Country Club Shores residents are presently involved in a Too Tall House struggle with the town. It was the town that initiated changes to existing building height codes, allowing a thirty percent increase in building height to accommodate the desire of a few developers and private owners to increase allowable square footage, by erecting unsightly root decks and attendant stair and elevator shaft housings. Many CCS property owners saw the town commission’s actions as threatening both surrounding property values and the neighborhood ambiance.

My question is how did this happen? As far as I know, the commission made no attempt to reach out to CCS owners to ascertain what they envisioned for their community. Instead the commission adopted a somewhat contorted justification for allowing the 30% height increase, without any study of available alternatives, that would have maintained the existing building height envelope.

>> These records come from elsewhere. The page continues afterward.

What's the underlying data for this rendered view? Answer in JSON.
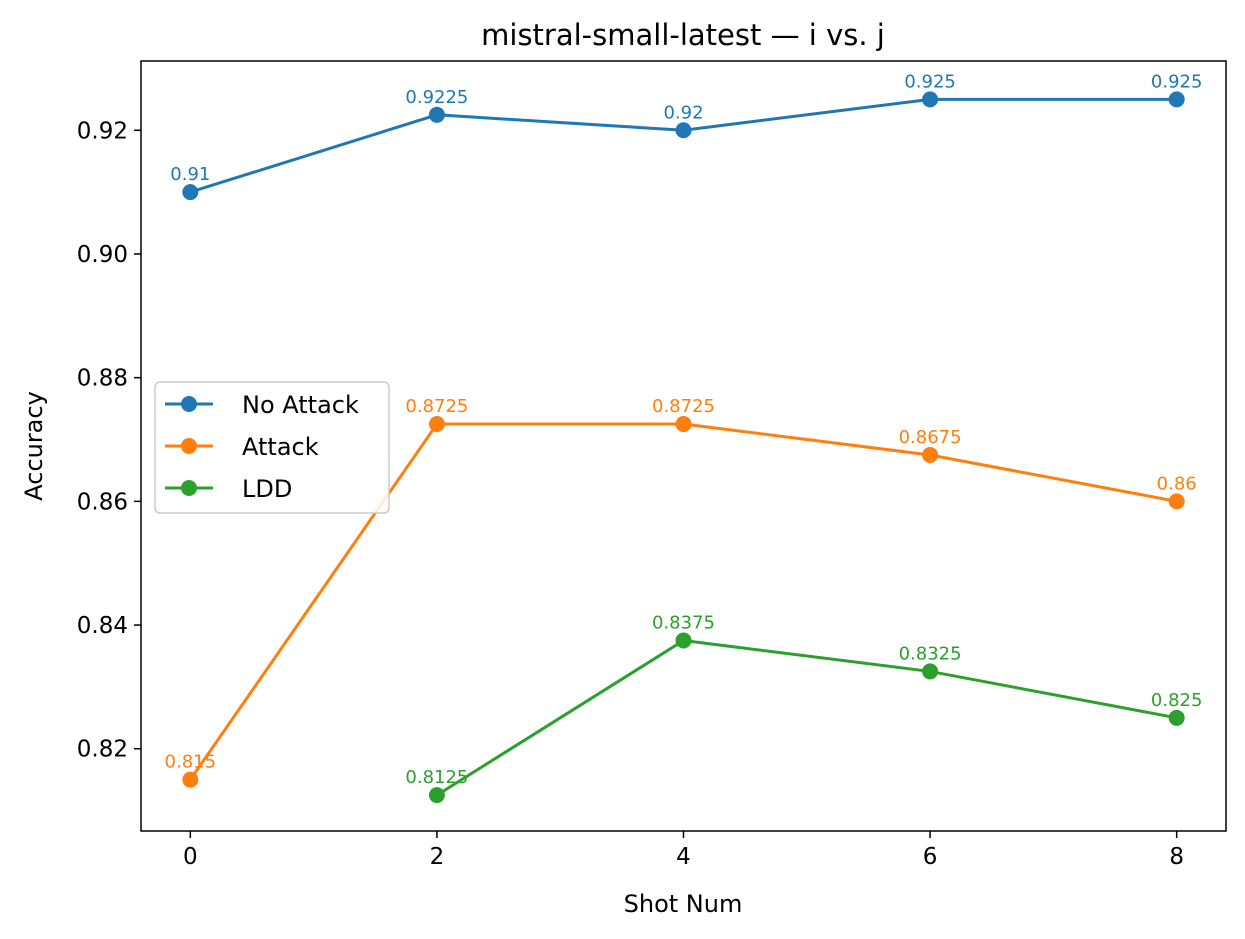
{
  "chart_data": {
    "type": "line",
    "title": "mistral-small-latest — i vs. j",
    "xlabel": "Shot Num",
    "ylabel": "Accuracy",
    "xlim": [
      -0.4,
      8.4
    ],
    "ylim": [
      0.8067,
      0.9312
    ],
    "xticks": [
      0,
      2,
      4,
      6,
      8
    ],
    "xtick_labels": [
      "0",
      "2",
      "4",
      "6",
      "8"
    ],
    "yticks": [
      0.82,
      0.84,
      0.86,
      0.88,
      0.9,
      0.92
    ],
    "ytick_labels": [
      "0.82",
      "0.84",
      "0.86",
      "0.88",
      "0.90",
      "0.92"
    ],
    "legend": {
      "position": "center-left"
    },
    "series": [
      {
        "name": "No Attack",
        "color": "#1f77b4",
        "x": [
          0,
          2,
          4,
          6,
          8
        ],
        "values": [
          0.91,
          0.9225,
          0.92,
          0.925,
          0.925
        ],
        "labels": [
          "0.91",
          "0.9225",
          "0.92",
          "0.925",
          "0.925"
        ]
      },
      {
        "name": "Attack",
        "color": "#ff7f0e",
        "x": [
          0,
          2,
          4,
          6,
          8
        ],
        "values": [
          0.815,
          0.8725,
          0.8725,
          0.8675,
          0.86
        ],
        "labels": [
          "0.815",
          "0.8725",
          "0.8725",
          "0.8675",
          "0.86"
        ]
      },
      {
        "name": "LDD",
        "color": "#2ca02c",
        "x": [
          2,
          4,
          6,
          8
        ],
        "values": [
          0.8125,
          0.8375,
          0.8325,
          0.825
        ],
        "labels": [
          "0.8125",
          "0.8375",
          "0.8325",
          "0.825"
        ]
      }
    ]
  }
}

The Zota mega-dense hotel is another sad example of  a local legislative body acting in complete isolation from the local residents. Given the last four overwhelming defeats of density referendums, it is crystal clear that the Zota should never have been allowed to add unwanted tourism and traffic the the north end of the island. But then the commission never asked what the people wanted. Actually that is not accurate, there was a sizable outcry from the north end community that went unheeded by the town commission. In the case of the Zota, the town actually offered to give the developer more than he was requesting, while we now know that 80%+ of island residents do not want more tourism density.

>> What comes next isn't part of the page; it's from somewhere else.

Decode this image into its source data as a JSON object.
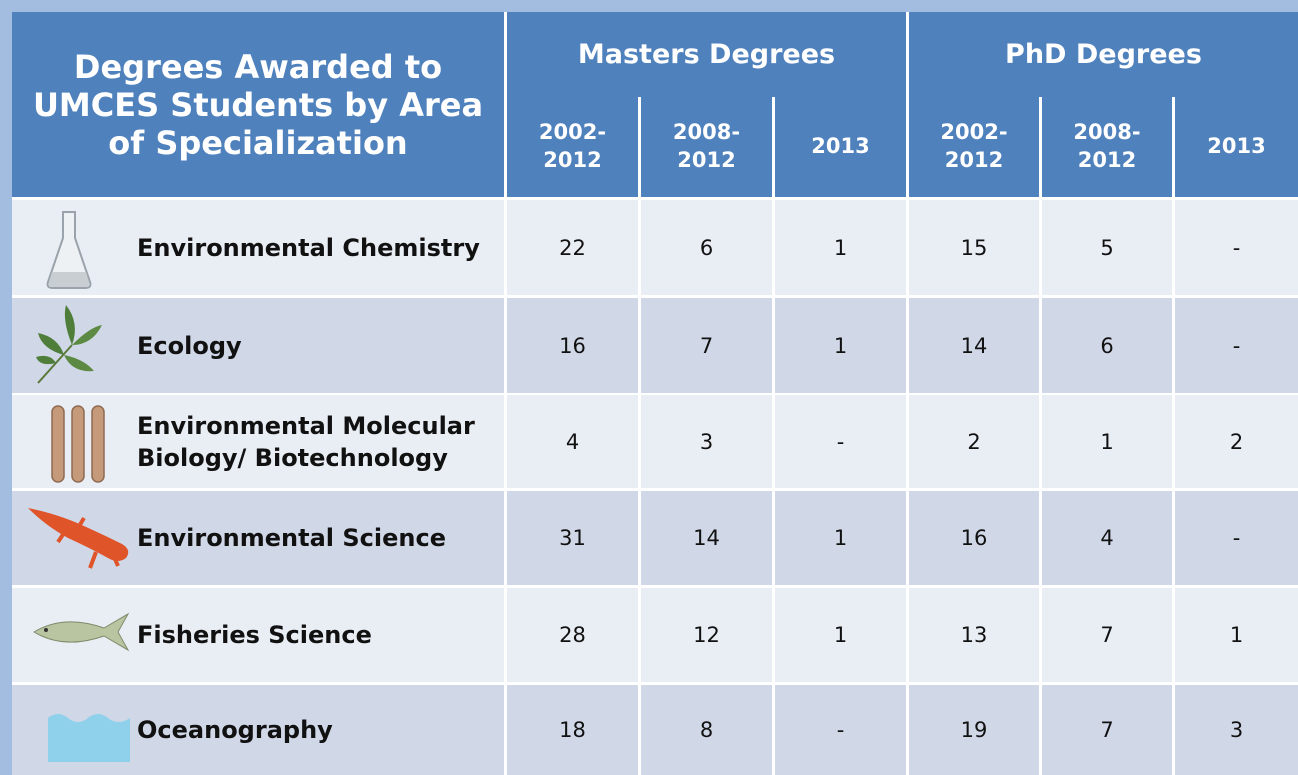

Now I turn to the vulnerable north end. The town commission has adopted ordinances granting licenses to commercial tourism operators, to have access to town facilities such as the town dock and the boat launching ramp. I do not believe there are any provisions in the new ordinances limiting the number of issued licenses or how frequently a tourism operator can access town facilities. Certainly no one at town hall is asking the village residents how they feel about the introduction of licensed commercial tourism in their neighborhood. Do the commissioners not see what is happening to Anna Maria Island, with its tourism problems? Why does the commission force commercial tourism on village residents after the relatively large public outcry from north end residents about intensifying and expanding tourism in the two grandfathered non-conforming restaurants?

As far as I know, there are no superseding state or county laws affecting the control and use of town owned dry lands, outside the purview of any maritime agencies.

Why is the town allowing any commercial tourism exploitation of town/taxpayer/resident land and facilities? Why is the town altering the social fabric of unincorporated neighborhoods without extensive outreach to affected residents?